Kai Nagata thought not, and quit. Many young journalists disagree

By JOËLLE POULIOT, The Gazette, July 29

Just under three weeks ago, 24-year-old Kai Nagata dropped a bomb on the Canadian journalism industry: a manifesto bashing mainstream television news, posted online after he quit his job as CTV’s Quebec City bureau chief. (“Why I quit my job” is at kainagata.com.)

In the days following his blog post, as it went viral, Nagata was criticized by many veteran journalists; they called him a hack, naive, radical, immature, narcissistic, insane and verbose. Others publicly admired his eloquence and courage.

What shocked me was that most journalists in their 20s (like Nagata) kept quiet. Perhaps it was due to fear of damaging their career debut.

While Nagata is off to whatever his next venture might be, referring to himself as a “freelance human” on Twitter, many new journalism school graduates are just entering the news jungle and struggling to survive in it.

“In a way, he hurt the credibility of young journalists – because who really wants to hire a 24-year-old now, if they appear so flighty and are prepared to quit on a whim?” one CBC intern told me.

Nagata left a job that a lot of young journalists would kill for. And his public statement (which noted casually that he had “excelled” at the job he was leaving) made us “kids” look cocky and ungrateful.

Nagata deplored the superficiality of television news and its creation of monsters like the Will and Kate Show, as well as the disparity between what people watch and the important things they should be watching. Many young journalists share those criticisms and concerns.

“Information is like food; it’s a basic necessity in life,” Philippe-Vincent Foisy, a radio intern at Radio-Canada who hopes to become an investigative reporter, told me. “We’re always going to need information. But right now, it mirrors what we are as a society. Fatty, salty fast food is often picked over a real meal. We seem to have forgotten how much valuable information is crucial for a society’s health.”

We all witness excellent journalism on a daily basis, whether it’s uncovering municipal corruption or reporting on human-rights abuses in Syria. But it’s disillusioning to see how often those stories get buried under pieces about Kate Middleton’s frocks. Junk-food journalism sells. But again, young journalists know this.

A professor at Concordia University taught us how to analyze an article according to whether it had “a heart.” Students would roll their eyes; it sounded corny. But when I think about why I chose journalism, I realize she was right. Why would I be writing if I didn’t put my heart into it?

Still, it can be discouraging when you put your heart into something and it doesn’t have the effect you’d hoped. As Concordia student and freelance reporter Hugo Pilon-Larose asks: “What’s the point of the fourth estate if people choose junk news over stories we cover with such passion?”

That comment, and others I heard when I talked to colleagues about the Nagata case, indicate that many of us are asking the same things he was. “I’ve questioned my reasons for becoming a journalist, over and over again,” Marie-Claude Frenette, who works at a paper in Terrebonne, told me.

But I also discovered a determination to keep trying to make a difference. “I’d like to tell Nagata that it’s possible to win against those who don’t care about the quality of information,” Pilon-Larose told me. “That’s what drives us to work in the morning.”

It’s pretty exciting for young reporters to play a part in the evolution of journalism, even if we have to expect to be overworked and underpaid.

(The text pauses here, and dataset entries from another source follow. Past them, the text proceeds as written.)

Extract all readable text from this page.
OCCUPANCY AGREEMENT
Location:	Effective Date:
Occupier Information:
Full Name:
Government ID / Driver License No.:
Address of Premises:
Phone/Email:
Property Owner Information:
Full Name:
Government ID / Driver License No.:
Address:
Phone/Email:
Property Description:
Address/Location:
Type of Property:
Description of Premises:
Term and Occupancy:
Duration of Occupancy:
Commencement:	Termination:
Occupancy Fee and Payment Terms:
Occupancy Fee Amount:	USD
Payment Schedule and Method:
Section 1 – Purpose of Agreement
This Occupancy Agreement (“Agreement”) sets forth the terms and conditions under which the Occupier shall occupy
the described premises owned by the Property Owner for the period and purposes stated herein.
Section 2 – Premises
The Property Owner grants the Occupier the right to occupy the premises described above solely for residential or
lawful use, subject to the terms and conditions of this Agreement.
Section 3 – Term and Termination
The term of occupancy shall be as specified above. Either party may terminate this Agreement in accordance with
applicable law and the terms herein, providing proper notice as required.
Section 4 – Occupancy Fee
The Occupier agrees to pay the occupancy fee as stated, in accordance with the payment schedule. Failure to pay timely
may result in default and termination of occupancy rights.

Here’s a shoutout to all my journalism “peeps” who wake at ungodly hours to go to their internships (often unpaid); who open Journalism for Human Rights chapters in their universities; who freelance for publications and stations they believe in (often for free); who make documentaries on their own time; and who work three jobs just to be able to afford to do what they love.

If Nagata doesn’t have the heart to work in media again, I have to admit I appreciate that his last contribution was one of metaphorical self-immolation. But did he really need to trash his colleagues’ work when he lit the match?

Instead of bickering about who killed journalism, let’s face the challenge of bettering it together.